A lawsuit against the Vatican that had been dismissed as a publicity stunt moved forward when the U.S. Supreme Court refused to hear an appeal from the Holy See. Monday's development represents a significant advance for what many believed to be a long-shot claim that the Vatican bears legal responsibility for molester priests.
The high court's decision not to stop the lawsuit means the clergy sex abuse case will go to trial in an Oregon district court.
"I have known for 25 years that all roads lead to Rome," said Jeff Anderson, the Minnesota attorney who represents the plaintiff. "This is the beginning for us of a new journey, a uniquely difficult odyssey."
Anderson, who has represented hundreds of abuse victims and has tried for years to sue the Vatican, said he hoped to persuade a judge that he should be allowed to depose Vatican officials.
Jeffrey Lena, the American attorney for the Holy See, argued the Vatican is not responsible for individual priests in dioceses, saying the existence of the priest in the case "was unknown to the Holy See until after all the events in question."
The original lawsuit, John V. Doe v. Holy See, was filed in 2002 by a Seattle-area man who said the Rev.
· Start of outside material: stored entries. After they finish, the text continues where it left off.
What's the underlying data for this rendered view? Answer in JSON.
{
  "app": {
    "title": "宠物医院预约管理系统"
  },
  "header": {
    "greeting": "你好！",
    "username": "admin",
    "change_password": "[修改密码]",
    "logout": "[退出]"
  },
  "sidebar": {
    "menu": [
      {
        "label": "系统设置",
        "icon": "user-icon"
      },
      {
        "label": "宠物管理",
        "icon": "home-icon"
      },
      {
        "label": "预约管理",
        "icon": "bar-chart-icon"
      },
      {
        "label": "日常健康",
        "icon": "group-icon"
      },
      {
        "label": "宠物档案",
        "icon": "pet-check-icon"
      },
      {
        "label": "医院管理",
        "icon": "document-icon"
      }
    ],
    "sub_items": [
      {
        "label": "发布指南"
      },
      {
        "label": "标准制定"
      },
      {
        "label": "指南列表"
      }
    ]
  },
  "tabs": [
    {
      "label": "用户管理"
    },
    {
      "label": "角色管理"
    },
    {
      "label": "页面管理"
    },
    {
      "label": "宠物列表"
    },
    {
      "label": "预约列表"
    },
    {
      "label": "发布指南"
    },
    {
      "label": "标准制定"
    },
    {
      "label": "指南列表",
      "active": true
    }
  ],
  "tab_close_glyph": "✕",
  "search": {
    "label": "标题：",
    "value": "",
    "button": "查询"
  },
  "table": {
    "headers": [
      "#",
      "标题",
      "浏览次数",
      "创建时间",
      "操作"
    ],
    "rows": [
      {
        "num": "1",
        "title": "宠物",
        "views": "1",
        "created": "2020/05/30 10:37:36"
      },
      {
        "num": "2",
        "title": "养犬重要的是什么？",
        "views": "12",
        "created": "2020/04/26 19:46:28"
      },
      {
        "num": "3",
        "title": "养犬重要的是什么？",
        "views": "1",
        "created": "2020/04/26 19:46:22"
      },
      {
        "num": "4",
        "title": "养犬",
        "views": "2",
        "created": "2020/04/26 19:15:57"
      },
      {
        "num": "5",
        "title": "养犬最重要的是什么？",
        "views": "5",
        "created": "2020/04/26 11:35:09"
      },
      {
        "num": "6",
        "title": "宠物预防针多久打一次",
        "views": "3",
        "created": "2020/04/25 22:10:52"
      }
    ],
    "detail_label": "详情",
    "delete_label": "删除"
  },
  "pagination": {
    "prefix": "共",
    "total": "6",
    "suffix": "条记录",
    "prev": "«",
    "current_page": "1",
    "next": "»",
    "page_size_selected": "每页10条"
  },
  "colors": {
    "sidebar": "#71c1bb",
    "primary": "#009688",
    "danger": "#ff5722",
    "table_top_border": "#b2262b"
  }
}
Andrew Ronan repeatedly molested him in the late 1960s.
Anderson argues in the case that priests are Vatican employees for the purpose of American law. If the trial judge agrees, that would constitute an exception to the Foreign Sovereign Immunity Act, under which the Vatican has been immune from the jurisdiction of U.S. courts.
A lower court judge previously ruled there could be enough of a connection between the Holy See and Ronan for him to be considered a Vatican employee under Oregon law. That ruling was upheld by the 9th U.S. Circuit Court of Appeals.
Lena had asked the federal courts to throw out the lawsuit.
"The Holy See does not pay the salary of the priest, or benefits of the priest, or exercise day-to-day control over the priest, and any of the other factors indicating the presence of an employment relationship," Lena said.
According to the lawsuit, Ronan, who belonged to a religious order, began abusing boys in the mid-1950s as a priest in the Archdiocese of Armagh, Ireland. He was transferred to Chicago, where he allegedly admitted abusing three boys at St. Philip's High School.
Ronan was later moved to a parish in Portland, Ore., where he was accused of abusing the person who filed the lawsuit now under appeal. He was removed from the priesthood in 1966, according to the Archdiocese of Portland, and died in 1992.
The Obama administration had sided with the Vatican on the issue of sovereign immunity.
The acting U.S. solicitor general, the U.S. State Department and the U.S. Justice Department filed a brief with the Supreme Court arguing that the case does not meet the standard for an exception to immunity.
Douglas Laycock, a religious liberty specialist at University of Michigan Law School, said the brief will be influential as the case proceeds.
"The courts give substantial weight to the State Department's views on foreign sovereign immunity issues," Laycock said.
In 2005, the administration of President George W. Bush argued the pope should have immunity from a lawsuit accusing him of conspiracy to hide abuse because the pontiff is an acting head of a foreign state. Soon after, a federal judge dismissed the case.
However, Steve Rubino, a New Jersey attorney who has represented abuse victims since the 1980s, argued that the court could react differently now that the scope of clergy sex abuse is better known. The case against the Vatican is proceeding as European churches, Vatican officials and Pope Benedict XVI are engulfed by the latest crises over clergy sex abuse.
Rubino said that when he first took up abuse cases, diocesan attorneys often won by arguing that First Amendment religious freedom protections meant that civil courts could not interfere in church business. That approach rarely works any more.
"The world has been affected by a slow realization of the depth of the scandal," Rubino said. "Judges react the same way. People are tired of this."
A separate lawsuit filed in Louisville, Ky., and still in the courts, contends the Vatican is responsible for U.S. bishops who failed to stop priests from molesting children.
The case is Holy See v. John Doe, 09-1.